RBI should spell out list of 'fit & proper' investors

India Infoline News Service | Mumbai |

RBI should spell out a list of' 'fit and proper' investors like pension funds, PFs, long-only mutual funds, long-short hedge funds and ETFs

The RBI-constituted committee is headed by PJ Nayak said that the central bank should designate a specific category of investors in banks as Authorised Bank Investors (ABIs), defined to include all funds with diversified investors which are discretionally managed by fund managers and are deemed to be fit and proper.
ABIs would therefore include pension funds, provident funds, long-only mutual funds, long-short hedge funds, exchange-traded funds and private equity funds (including sovereign wealth funds) provided they are diversified, discretionally managed and found to be 'fit and proper'.
ABIs would exclude all proprietary funds (including those which are hedge funds or set up by corporates), non-banking finance companies and insurance companies.
A single ABI should be permitted a maximum 20 per cent investment stake in a bank without regulatory approval provided it possesses no right to appoint a board director. An ABI which is given board representation, and thereby exercises a measure of influence, should be permitted a lower 15 per cent maximum investment limit without regulatory approval. Every other investor should be permitted no more than 10 per cent without regulatory approval.
It would be impractical for either RBI or a bank to conduct a prior scrutiny on whether an investor is 'fit and proper' before an investment occurs.
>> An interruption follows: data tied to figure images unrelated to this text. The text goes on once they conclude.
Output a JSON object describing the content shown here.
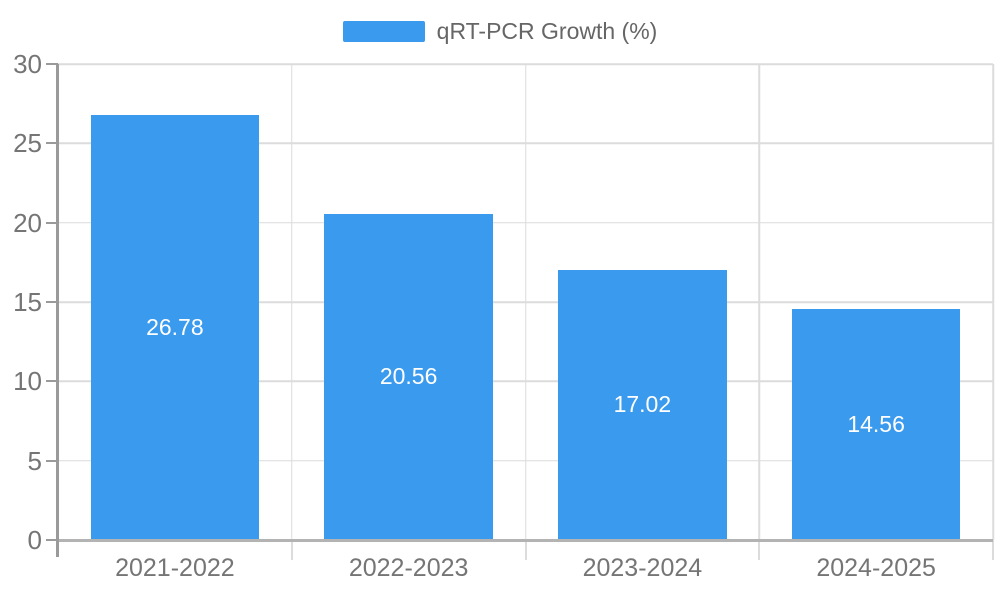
{
  "legend": {
    "label": "qRT-PCR Growth (%)"
  },
  "chart_data": {
    "type": "bar",
    "title": "qRT-PCR Growth (%)",
    "categories": [
      "2021-2022",
      "2022-2023",
      "2023-2024",
      "2024-2025"
    ],
    "series": [
      {
        "name": "qRT-PCR Growth (%)",
        "color": "#3A9AEE",
        "values": [
          26.78,
          20.56,
          17.02,
          14.56
        ]
      }
    ],
    "data_labels": [
      "26.78",
      "20.56",
      "17.02",
      "14.56"
    ],
    "xlabel": "",
    "ylabel": "",
    "ylim": [
      0,
      30
    ],
    "yticks": [
      0,
      5,
      10,
      15,
      20,
      25,
      30
    ],
    "grid": true,
    "legend_position": "top",
    "bar_width_fraction": 0.72
  },
  "style": {
    "background": "#ffffff",
    "bar_color": "#3A9AEE",
    "gridline_color": "#dcdcdc",
    "baseline_color": "#b3b3b3",
    "axis_line_color": "#9a9a9a",
    "y_tick_color": "#9a9a9a",
    "x_boundary_tick_color": "#dcdcdc",
    "axis_label_color": "#757575",
    "legend_text_color": "#666666",
    "value_label_color": "#ffffff"
  }
}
If, however, at any stage and based on information laid before it, RBI concludes that an investor in a bank is not fit and proper, RBI would be entitled to freeze the investor's voting rights in the bank and to seek its disinvestment within a specified time period. As the initial onus of belief in being fit and proper therefore falls on the investor, RBI should also consider offering an informal guidance service on whether past regulatory or other action against an investor would disqualify categorisation as fit and proper.
For promoter investors other than ABIs it is proposed that the continual stake ceiling be raised to 25 per cent.
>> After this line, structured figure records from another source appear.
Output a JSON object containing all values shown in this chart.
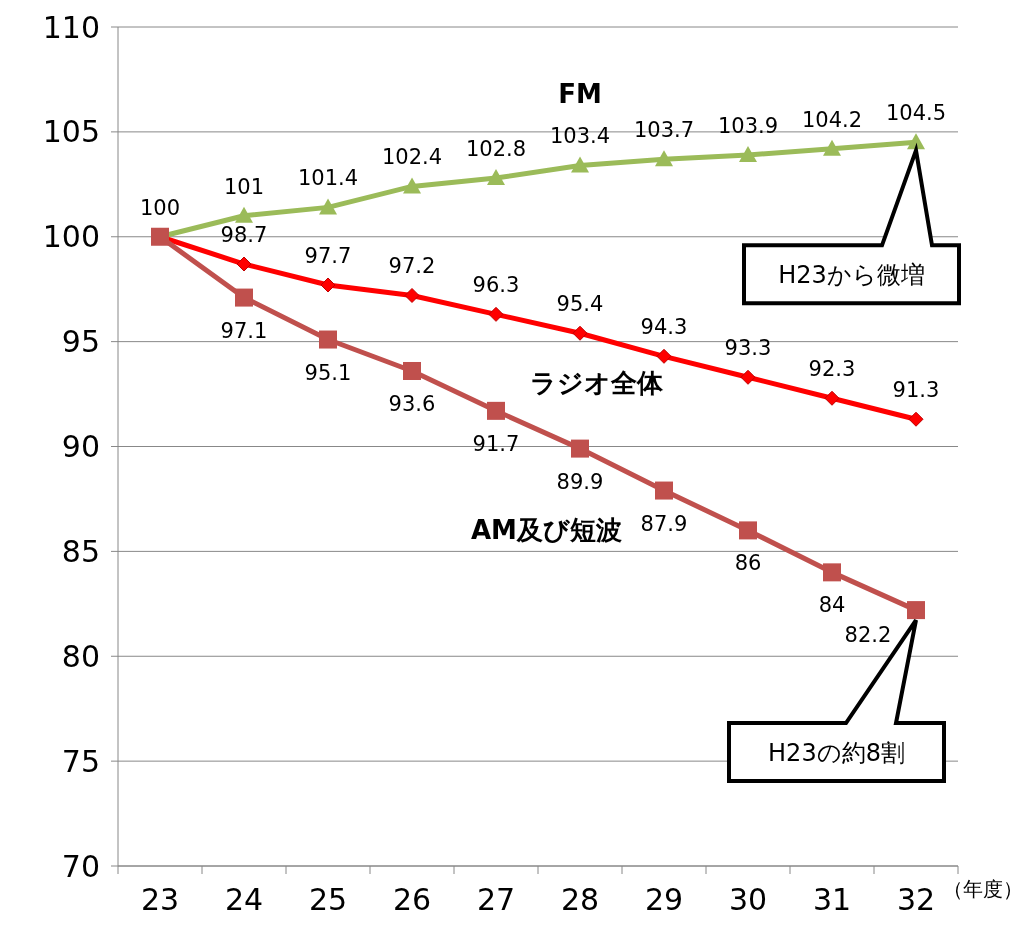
{
  "chart_data": {
    "type": "line",
    "categories": [
      "23",
      "24",
      "25",
      "26",
      "27",
      "28",
      "29",
      "30",
      "31",
      "32"
    ],
    "xlabel": "（年度）",
    "ylim": [
      70,
      110
    ],
    "yticks": [
      70,
      75,
      80,
      85,
      90,
      95,
      100,
      105,
      110
    ],
    "grid": "y",
    "series": [
      {
        "name": "FM",
        "color": "#9bbb59",
        "marker": "triangle",
        "values": [
          100,
          101,
          101.4,
          102.4,
          102.8,
          103.4,
          103.7,
          103.9,
          104.2,
          104.5
        ],
        "value_labels": [
          "100",
          "101",
          "101.4",
          "102.4",
          "102.8",
          "103.4",
          "103.7",
          "103.9",
          "104.2",
          "104.5"
        ]
      },
      {
        "name": "ラジオ全体",
        "color": "#ff0000",
        "marker": "diamond",
        "values": [
          100,
          98.7,
          97.7,
          97.2,
          96.3,
          95.4,
          94.3,
          93.3,
          92.3,
          91.3
        ],
        "value_labels": [
          null,
          "98.7",
          "97.7",
          "97.2",
          "96.3",
          "95.4",
          "94.3",
          "93.3",
          "92.3",
          "91.3"
        ]
      },
      {
        "name": "AM及び短波",
        "color": "#c0504d",
        "marker": "square",
        "values": [
          100,
          97.1,
          95.1,
          93.6,
          91.7,
          89.9,
          87.9,
          86,
          84,
          82.2
        ],
        "value_labels": [
          null,
          "97.1",
          "95.1",
          "93.6",
          "91.7",
          "89.9",
          "87.9",
          "86",
          "84",
          "82.2"
        ]
      }
    ],
    "annotations": [
      "H23から微増",
      "H23の約8割"
    ]
  }
}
It would be inappropriate for regulation to stipulate a period within which banks should be listed, particularly from a governance perspective, as premature listing could be injurious to minority shareholder interests. It would therefore be desirable to modify the 2013 norms for new private sector banks.
For banks identified by RBI as distressed, it is proposed that private equity funds, including sovereign wealth funds, be permitted to take a controlling stake of upto 40 per cent.